A longtime math teacher is being taken up on tenure charges for confronting an 11-year-old student for throwing a snowball from a school bus striking his car, according to charging documents filed by the district.
Nathaniel Gerson blew his horn at the bus and motioned for it to stop after the “melting snowball” hit his car on Route 20 North by the Fair Lawn Avenue Bridge. He pulled his vehicle in front of the school bus and forced the bus to halt in middle of Route 20, according to charging documents.
Gerson exited his car, walked to the entrance of the bus, and banged on the door until allowed inside. Once inside, Gerson, in front of 37 youngsters from the Don Bosco Middle School, began hunting for the boy, “Where is the mother f– who threw that snowball?”
Gerson located the student after aggressively shoving an 11-year-old girl out of his path inside the bus. He grabbed the boy by the neck and arm. Then pulled him out of his seat and forced the boy to the floor of the bus, according to the charging documents.
“Are you f– crazy! Why the f– did you hit my car!” Gerson, who was assigned as a math teacher at the Don Bosco Middle School in 2016-17 school year, shouted at the boy. Several times, Gerson struck the boy on the head, according to the charging documents.
The young boy began to cry in front of his peers as a result of the Feb. 13, 2017 incident.
A concerned teacher saw the bus stopped in middle of the highway. She pulled over her car to see what was the matter. She observed Gerson on top of the boy, according to the charging documents.
“Whatever it was,” that Gerson was doing, Maria Colon, told district investigators, “it wasn’t right.”
Gerson appears to acknowledge the actions against the young boy and his behavior that day “wasn’t right.”
“I do realize I should have handled the matter differently,” Gerson wrote in a document response to the charges against him.

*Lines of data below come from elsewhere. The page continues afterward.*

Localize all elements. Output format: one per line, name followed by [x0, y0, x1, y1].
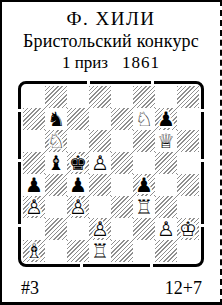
black-knight-b7: ♞	[47, 109, 65, 129]
square-d7	[89, 108, 111, 130]
black-king-c5: ♚	[69, 153, 87, 173]
border-tick	[201, 224, 204, 227]
square-c3: ♙	[67, 196, 89, 218]
white-knight-f7: ♘	[135, 109, 153, 129]
chess-board: ♞♘♟♘♕♝♚♙♟♟♟♙♙♖♙♙♔♗♖	[18, 81, 204, 267]
black-pawn-f4: ♟	[135, 175, 153, 195]
square-d6	[89, 130, 111, 152]
square-g4	[155, 174, 177, 196]
white-knight-b6: ♘	[47, 131, 65, 151]
square-a4: ♟	[23, 174, 45, 196]
square-d2: ♙	[89, 218, 111, 240]
square-f3: ♖	[133, 196, 155, 218]
square-c2	[67, 218, 89, 240]
stipulation-label: #3	[21, 278, 39, 298]
square-g3	[155, 196, 177, 218]
border-tick	[80, 264, 83, 267]
square-e5	[111, 152, 133, 174]
square-g7: ♟	[155, 108, 177, 130]
square-f8	[133, 86, 155, 108]
square-d1: ♖	[89, 240, 111, 262]
header: Ф. ХИЛИ Бристольский конкурс 1 приз1861	[2, 2, 220, 74]
white-king-h2: ♔	[179, 219, 197, 239]
square-h2: ♔	[177, 218, 199, 240]
border-tick	[150, 264, 153, 267]
black-pawn-a4: ♟	[25, 175, 43, 195]
square-c1	[67, 240, 89, 262]
square-f4: ♟	[133, 174, 155, 196]
square-a2	[23, 218, 45, 240]
white-queen-g6: ♕	[157, 131, 175, 151]
square-e8	[111, 86, 133, 108]
square-f5	[133, 152, 155, 174]
black-pawn-g7: ♟	[157, 109, 175, 129]
square-e7	[111, 108, 133, 130]
square-f2	[133, 218, 155, 240]
white-pawn-g2: ♙	[157, 219, 175, 239]
caption-row: #3 12+7	[2, 278, 220, 298]
white-bishop-a1: ♗	[25, 241, 43, 261]
square-c5: ♚	[67, 152, 89, 174]
square-b4	[45, 174, 67, 196]
black-bishop-b5: ♝	[47, 153, 65, 173]
white-pawn-d5: ♙	[91, 153, 109, 173]
square-c4: ♟	[67, 174, 89, 196]
problem-card: Ф. ХИЛИ Бристольский конкурс 1 приз1861 …	[0, 0, 222, 305]
black-pawn-c4: ♟	[69, 175, 87, 195]
square-a8	[23, 86, 45, 108]
square-h5	[177, 152, 199, 174]
square-g2: ♙	[155, 218, 177, 240]
border-tick	[201, 159, 204, 162]
border-tick	[18, 159, 21, 162]
square-b8	[45, 86, 67, 108]
square-e4	[111, 174, 133, 196]
border-tick	[87, 81, 90, 84]
square-f7: ♘	[133, 108, 155, 130]
square-g8	[155, 86, 177, 108]
white-pawn-d2: ♙	[91, 219, 109, 239]
square-g6: ♕	[155, 130, 177, 152]
square-g5	[155, 152, 177, 174]
square-a7	[23, 108, 45, 130]
square-a3: ♙	[23, 196, 45, 218]
square-a1: ♗	[23, 240, 45, 262]
white-pawn-c3: ♙	[69, 197, 87, 217]
square-c6	[67, 130, 89, 152]
board-area: ♞♘♟♘♕♝♚♙♟♟♟♙♙♖♙♙♔♗♖	[2, 81, 220, 267]
square-h4	[177, 174, 199, 196]
square-h1	[177, 240, 199, 262]
white-pawn-a3: ♙	[25, 197, 43, 217]
square-b2	[45, 218, 67, 240]
square-a6	[23, 130, 45, 152]
prize-year-line: 1 приз1861	[2, 52, 220, 74]
square-a5	[23, 152, 45, 174]
square-h3	[177, 196, 199, 218]
square-d8	[89, 86, 111, 108]
material-count-label: 12+7	[165, 278, 202, 298]
white-rook-d1: ♖	[91, 241, 109, 261]
square-c7	[67, 108, 89, 130]
square-b7: ♞	[45, 108, 67, 130]
square-h6	[177, 130, 199, 152]
square-b1	[45, 240, 67, 262]
square-f1	[133, 240, 155, 262]
border-tick	[201, 109, 204, 112]
square-e3	[111, 196, 133, 218]
square-e1	[111, 240, 133, 262]
border-tick	[151, 81, 154, 84]
square-d5: ♙	[89, 152, 111, 174]
tourney-name: Бристольский конкурс	[2, 30, 220, 52]
square-d3	[89, 196, 111, 218]
square-h7	[177, 108, 199, 130]
square-b3	[45, 196, 67, 218]
square-e6	[111, 130, 133, 152]
square-d4	[89, 174, 111, 196]
border-tick	[18, 224, 21, 227]
square-g1	[155, 240, 177, 262]
border-tick	[18, 109, 21, 112]
square-e2	[111, 218, 133, 240]
square-b6: ♘	[45, 130, 67, 152]
square-h8	[177, 86, 199, 108]
year-label: 1861	[122, 53, 160, 72]
white-rook-f3: ♖	[135, 197, 153, 217]
prize-label: 1 приз	[62, 53, 108, 72]
author-name: Ф. ХИЛИ	[2, 8, 220, 30]
square-b5: ♝	[45, 152, 67, 174]
square-f6	[133, 130, 155, 152]
square-c8	[67, 86, 89, 108]
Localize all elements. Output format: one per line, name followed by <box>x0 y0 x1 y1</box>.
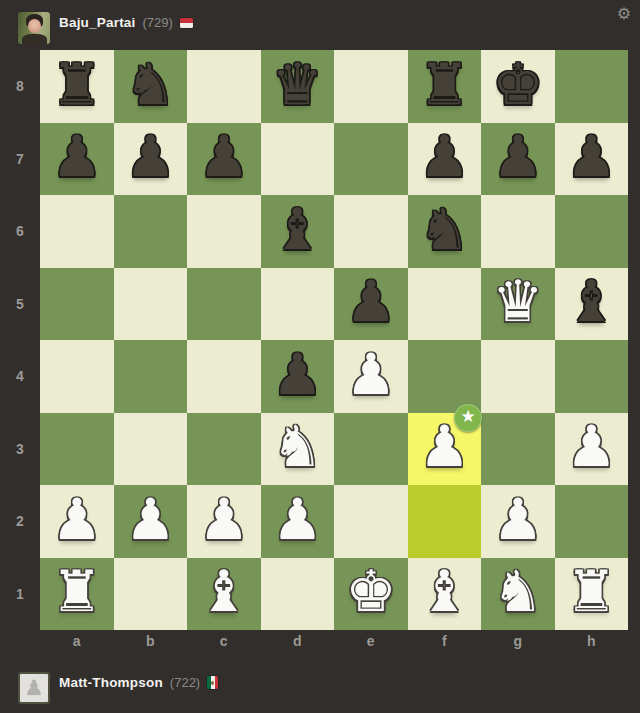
square-b4[interactable] <box>114 340 188 413</box>
white-king[interactable]: ♚ <box>345 563 396 620</box>
square-a6[interactable] <box>40 195 114 268</box>
rank-label-4: 4 <box>0 340 40 413</box>
square-h2[interactable] <box>555 485 629 558</box>
avatar-photo-body <box>22 34 47 44</box>
bottom-player-bar: ♟ Matt-Thompson (722) <box>0 672 640 710</box>
square-h4[interactable] <box>555 340 629 413</box>
best-move-star-badge: ★ <box>454 404 482 432</box>
rank-label-8: 8 <box>0 50 40 123</box>
top-player-rating: (729) <box>142 15 172 30</box>
file-label-g: g <box>481 630 555 652</box>
square-b2[interactable]: ♟ <box>114 485 188 558</box>
square-d7[interactable] <box>261 123 335 196</box>
square-c1[interactable]: ♝ <box>187 558 261 631</box>
square-g8[interactable]: ♚ <box>481 50 555 123</box>
square-e6[interactable] <box>334 195 408 268</box>
square-h1[interactable]: ♜ <box>555 558 629 631</box>
white-pawn[interactable]: ♟ <box>125 491 176 548</box>
indonesia-flag-icon <box>180 18 193 28</box>
settings-gear-icon[interactable]: ⚙ <box>617 6 631 22</box>
square-e4[interactable]: ♟ <box>334 340 408 413</box>
black-pawn[interactable]: ♟ <box>125 128 176 185</box>
white-pawn[interactable]: ♟ <box>345 346 396 403</box>
white-pawn[interactable]: ♟ <box>51 491 102 548</box>
avatar-photo-face <box>28 19 41 33</box>
rank-label-3: 3 <box>0 413 40 486</box>
white-pawn[interactable]: ♟ <box>198 491 249 548</box>
black-rook[interactable]: ♜ <box>51 56 102 113</box>
black-bishop[interactable]: ♝ <box>272 201 323 258</box>
black-pawn[interactable]: ♟ <box>419 128 470 185</box>
square-b7[interactable]: ♟ <box>114 123 188 196</box>
square-c4[interactable] <box>187 340 261 413</box>
square-c3[interactable] <box>187 413 261 486</box>
square-f7[interactable]: ♟ <box>408 123 482 196</box>
file-labels: abcdefgh <box>40 630 628 652</box>
white-queen[interactable]: ♛ <box>492 273 543 330</box>
square-f1[interactable]: ♝ <box>408 558 482 631</box>
white-knight[interactable]: ♞ <box>272 418 323 475</box>
square-b1[interactable] <box>114 558 188 631</box>
square-d4[interactable]: ♟ <box>261 340 335 413</box>
square-g3[interactable] <box>481 413 555 486</box>
default-avatar-pawn-icon: ♟ <box>25 678 44 699</box>
white-pawn[interactable]: ♟ <box>492 491 543 548</box>
square-g2[interactable]: ♟ <box>481 485 555 558</box>
square-h8[interactable] <box>555 50 629 123</box>
rank-label-5: 5 <box>0 268 40 341</box>
square-b3[interactable] <box>114 413 188 486</box>
bottom-player-name[interactable]: Matt-Thompson <box>59 675 163 690</box>
square-e7[interactable] <box>334 123 408 196</box>
square-f8[interactable]: ♜ <box>408 50 482 123</box>
rank-label-6: 6 <box>0 195 40 268</box>
square-d5[interactable] <box>261 268 335 341</box>
black-pawn[interactable]: ♟ <box>51 128 102 185</box>
square-b5[interactable] <box>114 268 188 341</box>
file-label-e: e <box>334 630 408 652</box>
white-rook[interactable]: ♜ <box>566 563 617 620</box>
black-pawn[interactable]: ♟ <box>345 273 396 330</box>
square-c6[interactable] <box>187 195 261 268</box>
chess-board: ♜♞♛♜♚♟♟♟♟♟♟♝♞♟♛♝♟♟♞♟♟♟♟♟♟♟♜♝♚♝♞♜★ <box>40 50 628 630</box>
square-f2[interactable] <box>408 485 482 558</box>
square-a5[interactable] <box>40 268 114 341</box>
square-a7[interactable]: ♟ <box>40 123 114 196</box>
square-h7[interactable]: ♟ <box>555 123 629 196</box>
square-a1[interactable]: ♜ <box>40 558 114 631</box>
top-player-avatar[interactable] <box>18 12 50 44</box>
bottom-player-avatar[interactable]: ♟ <box>18 672 50 704</box>
square-e5[interactable]: ♟ <box>334 268 408 341</box>
black-rook[interactable]: ♜ <box>419 56 470 113</box>
black-knight[interactable]: ♞ <box>419 201 470 258</box>
square-h3[interactable]: ♟ <box>555 413 629 486</box>
square-a4[interactable] <box>40 340 114 413</box>
black-pawn[interactable]: ♟ <box>198 128 249 185</box>
file-label-c: c <box>187 630 261 652</box>
bottom-player-rating: (722) <box>170 675 200 690</box>
mexico-flag-icon <box>207 676 218 689</box>
white-pawn[interactable]: ♟ <box>566 418 617 475</box>
square-f6[interactable]: ♞ <box>408 195 482 268</box>
square-a2[interactable]: ♟ <box>40 485 114 558</box>
rank-label-1: 1 <box>0 558 40 631</box>
square-f5[interactable] <box>408 268 482 341</box>
square-d1[interactable] <box>261 558 335 631</box>
square-d3[interactable]: ♞ <box>261 413 335 486</box>
black-queen[interactable]: ♛ <box>272 56 323 113</box>
square-d8[interactable]: ♛ <box>261 50 335 123</box>
black-knight[interactable]: ♞ <box>125 56 176 113</box>
square-c8[interactable] <box>187 50 261 123</box>
square-g7[interactable]: ♟ <box>481 123 555 196</box>
white-knight[interactable]: ♞ <box>492 563 543 620</box>
square-a8[interactable]: ♜ <box>40 50 114 123</box>
black-pawn[interactable]: ♟ <box>492 128 543 185</box>
square-g6[interactable] <box>481 195 555 268</box>
square-c5[interactable] <box>187 268 261 341</box>
square-a3[interactable] <box>40 413 114 486</box>
square-f4[interactable] <box>408 340 482 413</box>
black-bishop[interactable]: ♝ <box>566 273 617 330</box>
white-bishop[interactable]: ♝ <box>198 563 249 620</box>
file-label-d: d <box>261 630 335 652</box>
star-icon: ★ <box>460 408 475 425</box>
black-pawn[interactable]: ♟ <box>566 128 617 185</box>
square-c2[interactable]: ♟ <box>187 485 261 558</box>
square-c7[interactable]: ♟ <box>187 123 261 196</box>
rank-label-2: 2 <box>0 485 40 558</box>
square-g1[interactable]: ♞ <box>481 558 555 631</box>
black-pawn[interactable]: ♟ <box>272 346 323 403</box>
file-label-h: h <box>555 630 629 652</box>
square-g4[interactable] <box>481 340 555 413</box>
top-player-bar: Baju_Partai (729) <box>0 12 640 50</box>
white-pawn[interactable]: ♟ <box>272 491 323 548</box>
top-player-name[interactable]: Baju_Partai <box>59 15 135 30</box>
file-label-a: a <box>40 630 114 652</box>
black-king[interactable]: ♚ <box>492 56 543 113</box>
square-h5[interactable]: ♝ <box>555 268 629 341</box>
square-d2[interactable]: ♟ <box>261 485 335 558</box>
square-e3[interactable] <box>334 413 408 486</box>
square-g5[interactable]: ♛ <box>481 268 555 341</box>
square-b8[interactable]: ♞ <box>114 50 188 123</box>
white-rook[interactable]: ♜ <box>51 563 102 620</box>
file-label-b: b <box>114 630 188 652</box>
square-h6[interactable] <box>555 195 629 268</box>
square-e2[interactable] <box>334 485 408 558</box>
square-d6[interactable]: ♝ <box>261 195 335 268</box>
white-bishop[interactable]: ♝ <box>419 563 470 620</box>
rank-labels: 87654321 <box>0 50 40 630</box>
file-label-f: f <box>408 630 482 652</box>
square-e1[interactable]: ♚ <box>334 558 408 631</box>
rank-label-7: 7 <box>0 123 40 196</box>
square-e8[interactable] <box>334 50 408 123</box>
square-b6[interactable] <box>114 195 188 268</box>
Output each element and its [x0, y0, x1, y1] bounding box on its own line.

In that document, he appears to take exception to some of the content of the charging documents describing them as “mischaracterizations.”
Gerson’s attorney Jerry Tanenbaum of Mattleman, Weinroth & Miller could not immediately be reached for comments on Monday afternoon.
Gerson claimed the incident resulted from the “extremely dangerous behavior of a student who had created a life-threatening situation” by throwing “a block of ice” on his windshield that “nearly” resulted in him driving off the road.
The math teacher was driving behind the school bus. A boy tossed what the district calls a snowball and what he calls a “block of ice” from the rear window of the school bus. He also claims to not have banged on the bus door because the driver immediately allowed him in. The driver recognized the teacher and opened the bus door, according to officials.
The student was belligerent, according to Gerson. “He turned his back to me and refused to turn around when I told him to so that I could visually identify him. He was verbally combative and was cursing at me,” he wrote. He admitted to putting his hands on the student. He wrote the student fell because the floor was wet “probably from the ice and snow he had more of on the bus.”
Gerson says he was never on top of the student.
“I undertook my actions out of concern for safety, and in [a] way caused [an] unsafe situation myself,” wrote Gerson in his document.
Gerson’s document says he did not harm the boy citing an investigation by the New Jersey Institutional Abuse Investigation Unit.
Gerson views the district’s move to strip him of tenure to terminate him as “misplaced and overtly extreme.” For 18 years, 15 with tenure, Gerson taught at the district.
“In all that time, I have never even been accused, let alone found, to have acted in any way with students or administrators other than in [an] exemplary fashion,” Gerson wrote. “Throughout those many years of service, I have often been rated as exceeds expectation or highly effective by my superiors.”
His latest evaluation earned him a highly effective 4.0 score, according to his response to the charges. His salary was $70,500.
School board members reviewed the case in a closed-door meeting and certified tenure charges last week.
Gerson is charged with conduct unbecoming including inappropriate use of physical force, physical contact with students, improper corporal punishment, inappropriate language, and putting students at risk of harm. He was placed in the rubber room pending an investigation of the incident. He is presently suspended without pay, according to school officials.